Additional research is needed to develop clinical practice guidelines to support evidence-based practice in the area of dysphagia, speech, voice, and trismus following radiotherapy and/or chemotherapy in patients with head and neck carcinoma. These practice guidelines should bring together the best available current evidence within a specific clinical area, formulating evidence-based recommendations for clinicians and present choices between different interventions that have an impact on health and use of resources . This systematic review summarised the effects of radiotherapy and/or chemotherapy on the function of the upper aerodigestive tract in patients with head and neck cancer. However, because of the marked variation in treatment protocols and patient characteristics, outcome data from the included studies cannot be easily generalised. Recommendations for future studies advocate the use of a multidimensional assessment protocol, using well-validated measures and standardised pretreatment, posttreatment, and follow-up measurements, thus allowing for future meta-analysis of homogeneous outcomes.
The studies included in this systematic review described a wide variety of outcomes in patients with HNC following radiotherapy and/or chemotherapy. The findings about the long-term functional implications of radiotherapy and/or chemotherapy in patients with HNC are inconclusive as a result of the wide range of outcome measures used and the possible influence of underreported speech therapy.
Future researchers need to consider targeting more homogeneous groups using standardised treatment protocols to improve the treatment outcomes, thereby decreasing the side effects of the oncological treatments.
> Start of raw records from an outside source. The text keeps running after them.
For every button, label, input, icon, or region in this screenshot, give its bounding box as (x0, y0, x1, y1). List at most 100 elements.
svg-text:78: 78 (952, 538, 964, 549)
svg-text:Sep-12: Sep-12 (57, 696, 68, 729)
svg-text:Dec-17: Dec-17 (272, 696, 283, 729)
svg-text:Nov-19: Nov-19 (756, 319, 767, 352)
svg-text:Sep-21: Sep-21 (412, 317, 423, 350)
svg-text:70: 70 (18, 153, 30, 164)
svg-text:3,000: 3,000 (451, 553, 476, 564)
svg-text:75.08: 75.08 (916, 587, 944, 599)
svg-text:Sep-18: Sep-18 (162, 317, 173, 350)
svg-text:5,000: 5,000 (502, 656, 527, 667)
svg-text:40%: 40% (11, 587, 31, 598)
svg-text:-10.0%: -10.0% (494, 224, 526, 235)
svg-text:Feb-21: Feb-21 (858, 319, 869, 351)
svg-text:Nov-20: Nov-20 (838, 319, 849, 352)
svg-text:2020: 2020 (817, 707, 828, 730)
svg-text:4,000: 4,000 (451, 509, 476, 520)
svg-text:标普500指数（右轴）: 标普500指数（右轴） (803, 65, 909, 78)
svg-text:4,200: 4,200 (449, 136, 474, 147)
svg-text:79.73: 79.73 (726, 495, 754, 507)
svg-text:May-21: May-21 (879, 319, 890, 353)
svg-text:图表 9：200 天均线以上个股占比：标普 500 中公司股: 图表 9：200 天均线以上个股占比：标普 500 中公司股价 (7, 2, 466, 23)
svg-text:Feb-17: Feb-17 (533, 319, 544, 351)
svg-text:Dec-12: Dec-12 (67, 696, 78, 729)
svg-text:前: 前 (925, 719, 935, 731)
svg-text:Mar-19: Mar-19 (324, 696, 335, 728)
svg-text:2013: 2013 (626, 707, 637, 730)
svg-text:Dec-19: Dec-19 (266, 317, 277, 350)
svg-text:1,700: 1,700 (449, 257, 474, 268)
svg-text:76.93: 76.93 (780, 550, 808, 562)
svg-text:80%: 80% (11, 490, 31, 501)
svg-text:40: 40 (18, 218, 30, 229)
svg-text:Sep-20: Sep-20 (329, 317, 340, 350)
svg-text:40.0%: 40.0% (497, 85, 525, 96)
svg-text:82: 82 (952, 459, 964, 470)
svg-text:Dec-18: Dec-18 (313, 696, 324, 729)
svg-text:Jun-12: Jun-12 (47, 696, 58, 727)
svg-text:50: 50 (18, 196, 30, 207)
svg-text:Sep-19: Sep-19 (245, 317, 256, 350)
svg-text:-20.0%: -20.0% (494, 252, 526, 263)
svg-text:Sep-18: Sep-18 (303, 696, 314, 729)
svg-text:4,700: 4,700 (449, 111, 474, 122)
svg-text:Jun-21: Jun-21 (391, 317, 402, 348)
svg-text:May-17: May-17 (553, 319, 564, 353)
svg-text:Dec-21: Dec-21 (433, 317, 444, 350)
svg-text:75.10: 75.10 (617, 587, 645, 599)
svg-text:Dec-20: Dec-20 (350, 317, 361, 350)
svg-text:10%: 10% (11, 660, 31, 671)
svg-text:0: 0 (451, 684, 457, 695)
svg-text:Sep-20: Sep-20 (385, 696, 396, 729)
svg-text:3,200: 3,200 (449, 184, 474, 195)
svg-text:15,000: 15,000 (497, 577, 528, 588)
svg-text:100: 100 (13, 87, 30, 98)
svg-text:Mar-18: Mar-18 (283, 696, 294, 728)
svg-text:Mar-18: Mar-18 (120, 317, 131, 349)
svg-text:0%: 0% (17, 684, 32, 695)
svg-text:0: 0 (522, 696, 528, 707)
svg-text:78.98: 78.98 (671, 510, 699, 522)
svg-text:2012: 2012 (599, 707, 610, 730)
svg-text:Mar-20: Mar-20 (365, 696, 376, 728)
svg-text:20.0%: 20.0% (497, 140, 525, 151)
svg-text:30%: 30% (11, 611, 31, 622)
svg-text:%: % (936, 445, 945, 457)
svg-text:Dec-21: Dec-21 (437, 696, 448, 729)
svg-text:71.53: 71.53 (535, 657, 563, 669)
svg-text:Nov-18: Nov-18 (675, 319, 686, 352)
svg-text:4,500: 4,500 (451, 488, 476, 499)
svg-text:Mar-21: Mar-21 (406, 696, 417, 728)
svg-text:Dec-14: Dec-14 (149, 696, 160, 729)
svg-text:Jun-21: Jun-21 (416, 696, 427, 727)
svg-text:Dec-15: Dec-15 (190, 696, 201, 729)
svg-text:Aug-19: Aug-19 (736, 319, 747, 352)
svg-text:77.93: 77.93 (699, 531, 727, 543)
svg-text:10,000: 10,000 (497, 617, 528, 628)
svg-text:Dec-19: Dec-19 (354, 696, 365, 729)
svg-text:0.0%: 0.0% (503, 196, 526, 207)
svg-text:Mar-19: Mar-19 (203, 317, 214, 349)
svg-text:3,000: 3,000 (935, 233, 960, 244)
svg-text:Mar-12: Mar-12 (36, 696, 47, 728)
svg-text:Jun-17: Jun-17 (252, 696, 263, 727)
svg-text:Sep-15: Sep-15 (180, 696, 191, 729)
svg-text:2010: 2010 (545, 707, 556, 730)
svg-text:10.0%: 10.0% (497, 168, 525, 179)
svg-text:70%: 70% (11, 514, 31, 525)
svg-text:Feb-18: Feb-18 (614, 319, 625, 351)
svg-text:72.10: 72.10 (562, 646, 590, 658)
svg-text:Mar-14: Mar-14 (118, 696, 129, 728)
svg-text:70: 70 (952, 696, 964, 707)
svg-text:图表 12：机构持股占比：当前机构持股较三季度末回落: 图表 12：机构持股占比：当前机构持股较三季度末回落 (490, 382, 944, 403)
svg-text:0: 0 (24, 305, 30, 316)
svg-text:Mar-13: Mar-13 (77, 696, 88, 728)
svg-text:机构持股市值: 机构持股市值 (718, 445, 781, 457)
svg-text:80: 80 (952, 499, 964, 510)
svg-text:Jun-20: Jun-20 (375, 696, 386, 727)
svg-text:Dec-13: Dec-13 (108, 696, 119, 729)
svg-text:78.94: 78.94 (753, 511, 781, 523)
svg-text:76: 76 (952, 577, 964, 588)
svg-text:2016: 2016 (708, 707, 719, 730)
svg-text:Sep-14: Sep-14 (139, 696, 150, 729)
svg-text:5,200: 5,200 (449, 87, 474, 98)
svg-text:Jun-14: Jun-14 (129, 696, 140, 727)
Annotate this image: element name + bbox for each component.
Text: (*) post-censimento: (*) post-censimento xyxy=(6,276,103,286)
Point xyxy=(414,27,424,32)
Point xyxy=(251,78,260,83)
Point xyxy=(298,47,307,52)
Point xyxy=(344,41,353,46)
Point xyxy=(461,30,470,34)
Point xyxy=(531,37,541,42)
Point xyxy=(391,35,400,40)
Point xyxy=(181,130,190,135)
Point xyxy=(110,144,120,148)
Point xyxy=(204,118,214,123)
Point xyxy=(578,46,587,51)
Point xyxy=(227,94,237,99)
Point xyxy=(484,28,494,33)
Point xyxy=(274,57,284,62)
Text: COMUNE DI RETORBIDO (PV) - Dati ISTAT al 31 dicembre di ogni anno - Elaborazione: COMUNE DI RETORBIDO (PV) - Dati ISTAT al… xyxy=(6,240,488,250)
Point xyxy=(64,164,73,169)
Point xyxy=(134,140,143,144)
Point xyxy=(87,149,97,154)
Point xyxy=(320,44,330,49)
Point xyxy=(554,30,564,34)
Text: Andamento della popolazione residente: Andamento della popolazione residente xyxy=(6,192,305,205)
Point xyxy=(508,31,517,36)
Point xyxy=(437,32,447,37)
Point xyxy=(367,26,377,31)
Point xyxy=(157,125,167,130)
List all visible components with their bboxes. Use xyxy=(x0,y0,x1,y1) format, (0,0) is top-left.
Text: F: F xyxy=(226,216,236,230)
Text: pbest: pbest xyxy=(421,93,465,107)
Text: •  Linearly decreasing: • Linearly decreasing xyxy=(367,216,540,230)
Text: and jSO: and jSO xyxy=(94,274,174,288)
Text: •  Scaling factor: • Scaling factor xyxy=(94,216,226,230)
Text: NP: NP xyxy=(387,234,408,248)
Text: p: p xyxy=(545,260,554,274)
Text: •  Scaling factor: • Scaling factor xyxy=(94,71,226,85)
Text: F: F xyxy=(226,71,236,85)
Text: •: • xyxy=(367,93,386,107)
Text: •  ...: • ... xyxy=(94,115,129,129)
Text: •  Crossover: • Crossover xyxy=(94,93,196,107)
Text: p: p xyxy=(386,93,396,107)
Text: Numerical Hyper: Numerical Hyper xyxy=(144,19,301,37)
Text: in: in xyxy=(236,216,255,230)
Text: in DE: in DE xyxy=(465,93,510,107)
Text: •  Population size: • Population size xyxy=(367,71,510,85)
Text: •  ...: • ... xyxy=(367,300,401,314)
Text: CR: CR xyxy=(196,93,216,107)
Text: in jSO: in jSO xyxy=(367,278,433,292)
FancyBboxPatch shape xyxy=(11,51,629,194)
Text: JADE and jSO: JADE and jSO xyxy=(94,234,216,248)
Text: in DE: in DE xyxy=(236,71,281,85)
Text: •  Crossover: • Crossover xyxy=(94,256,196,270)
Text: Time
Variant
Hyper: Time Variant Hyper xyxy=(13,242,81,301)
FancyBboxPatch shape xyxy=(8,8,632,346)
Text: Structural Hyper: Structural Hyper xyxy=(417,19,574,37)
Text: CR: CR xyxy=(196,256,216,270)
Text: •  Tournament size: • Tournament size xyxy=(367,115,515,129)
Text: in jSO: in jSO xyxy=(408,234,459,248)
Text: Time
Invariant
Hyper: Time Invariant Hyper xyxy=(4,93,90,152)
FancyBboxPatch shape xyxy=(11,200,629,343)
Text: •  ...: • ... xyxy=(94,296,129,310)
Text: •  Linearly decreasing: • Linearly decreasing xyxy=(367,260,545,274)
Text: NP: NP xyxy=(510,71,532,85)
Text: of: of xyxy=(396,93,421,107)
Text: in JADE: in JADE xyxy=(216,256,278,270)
Findings of these studies need to inform the decision-making process in the treatment of HNC so complications can be better predicted with due consideration of the possible negative side effects to the upper aerodigestive tract. Although the main objective of most studies was to determine curing rates, the importance of the functional implications of the side effects of oncology treatments should not be overlooked, particularly their impact on QoL. Finally, more research is needed to gain a full understanding of the complexity and variety in the effects of radiotherapy and/or chemotherapy on the functions of the upper aerodigestive tract following HNC.
All authors declare no competing interests or financial disclosures.